You might try doing this in the frequency domain. The output of a Fourier Transform is orientation dependent so, if you have some kind of oriented pattern, you can apply a 2D FFT and you will see a clustering around a specific orientation.
For example, making a greyscale out of your image and performing FFT (with ImageJ) gives this:
You can see a distinct cluster that is oriented orthogonally with respect to the orientation of your yarn. With some pre-processing on your source image, to remove noise and maybe enhance the oriented features, you can probably achieve a much stronger signal in the FFT. Once you have a cluster, you can use something like PCA to determine the vector for the major axis.
For info, this is a technique that is often used to enhance oriented features, such as fingerprints, by applying a selective filter in the FFT and then taking the inverse to obtain a clearer image.

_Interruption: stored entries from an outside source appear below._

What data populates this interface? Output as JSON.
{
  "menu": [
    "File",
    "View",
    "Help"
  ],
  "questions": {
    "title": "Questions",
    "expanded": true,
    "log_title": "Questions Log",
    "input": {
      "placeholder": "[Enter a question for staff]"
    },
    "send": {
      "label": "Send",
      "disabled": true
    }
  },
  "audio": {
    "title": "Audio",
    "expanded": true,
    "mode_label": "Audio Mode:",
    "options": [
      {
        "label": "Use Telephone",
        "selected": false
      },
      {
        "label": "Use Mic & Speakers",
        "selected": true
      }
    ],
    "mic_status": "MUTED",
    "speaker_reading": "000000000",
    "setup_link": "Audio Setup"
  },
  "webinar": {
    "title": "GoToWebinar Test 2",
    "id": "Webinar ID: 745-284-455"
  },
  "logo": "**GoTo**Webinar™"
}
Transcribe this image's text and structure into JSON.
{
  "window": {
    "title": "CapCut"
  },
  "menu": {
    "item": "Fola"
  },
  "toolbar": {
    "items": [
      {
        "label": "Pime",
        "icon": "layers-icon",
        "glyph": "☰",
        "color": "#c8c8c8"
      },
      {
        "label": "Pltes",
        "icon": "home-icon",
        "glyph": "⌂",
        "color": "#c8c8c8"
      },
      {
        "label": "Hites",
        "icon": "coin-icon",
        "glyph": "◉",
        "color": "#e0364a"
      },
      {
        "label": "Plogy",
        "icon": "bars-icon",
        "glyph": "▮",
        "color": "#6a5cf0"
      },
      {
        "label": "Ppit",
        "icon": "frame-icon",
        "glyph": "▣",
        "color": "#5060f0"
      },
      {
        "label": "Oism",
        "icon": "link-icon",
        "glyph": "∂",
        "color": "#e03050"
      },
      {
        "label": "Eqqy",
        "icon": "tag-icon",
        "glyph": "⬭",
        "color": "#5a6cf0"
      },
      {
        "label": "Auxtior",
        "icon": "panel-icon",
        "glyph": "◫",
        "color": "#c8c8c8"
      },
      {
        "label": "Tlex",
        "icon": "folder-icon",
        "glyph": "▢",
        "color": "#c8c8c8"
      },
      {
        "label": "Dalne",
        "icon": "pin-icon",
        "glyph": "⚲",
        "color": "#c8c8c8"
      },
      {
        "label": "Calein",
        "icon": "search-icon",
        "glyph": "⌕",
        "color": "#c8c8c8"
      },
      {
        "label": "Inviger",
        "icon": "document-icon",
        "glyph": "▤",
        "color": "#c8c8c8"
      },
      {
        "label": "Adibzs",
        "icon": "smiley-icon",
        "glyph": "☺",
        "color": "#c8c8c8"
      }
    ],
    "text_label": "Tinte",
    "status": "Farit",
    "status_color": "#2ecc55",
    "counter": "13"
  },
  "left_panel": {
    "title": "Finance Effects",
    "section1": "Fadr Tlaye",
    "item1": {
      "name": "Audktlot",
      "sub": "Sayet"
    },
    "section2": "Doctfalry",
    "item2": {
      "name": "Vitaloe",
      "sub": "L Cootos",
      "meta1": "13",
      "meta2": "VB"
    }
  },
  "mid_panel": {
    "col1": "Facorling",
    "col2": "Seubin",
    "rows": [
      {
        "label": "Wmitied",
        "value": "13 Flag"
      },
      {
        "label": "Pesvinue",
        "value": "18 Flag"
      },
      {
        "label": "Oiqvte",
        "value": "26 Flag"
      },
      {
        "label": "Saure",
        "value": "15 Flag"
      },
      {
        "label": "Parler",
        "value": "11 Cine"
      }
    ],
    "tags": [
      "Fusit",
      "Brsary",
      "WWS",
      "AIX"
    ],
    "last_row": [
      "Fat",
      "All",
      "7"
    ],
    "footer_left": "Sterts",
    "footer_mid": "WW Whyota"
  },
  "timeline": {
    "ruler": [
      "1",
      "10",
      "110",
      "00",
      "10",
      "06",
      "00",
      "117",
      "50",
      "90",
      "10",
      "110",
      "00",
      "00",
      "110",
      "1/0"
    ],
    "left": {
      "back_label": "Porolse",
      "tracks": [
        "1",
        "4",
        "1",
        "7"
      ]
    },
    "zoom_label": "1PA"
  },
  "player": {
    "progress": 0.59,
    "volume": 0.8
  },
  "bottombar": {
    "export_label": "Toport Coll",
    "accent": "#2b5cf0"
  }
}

An alternative approach is to try a series of Gabor filters see here pre-built with a selection of orientations and frequencies and use the resulting features as a metric for identifying the most likely orientation. There is a scikit article that gives some examples here.
UPDATE
Just playing with ImageJ to give an idea of some possible approaches to this - I started with the FFT shown above, then - in the following image, I performed these operations (clockwise from top left) - Threshold => Close => Holefill => Erode x 3:
Finally, rather than using PCA, I calculated the spatial moments of the lower left blob using this ImageJ Plugin which handily calculates the orientation of the longest axis based on the 2nd order moment. The result gives an orientation of approximately -38 degrees (with respect to the X axis):
Depending on your frame of reference you can calculate the approximate average orientation of your yarn from this rather than from PCA.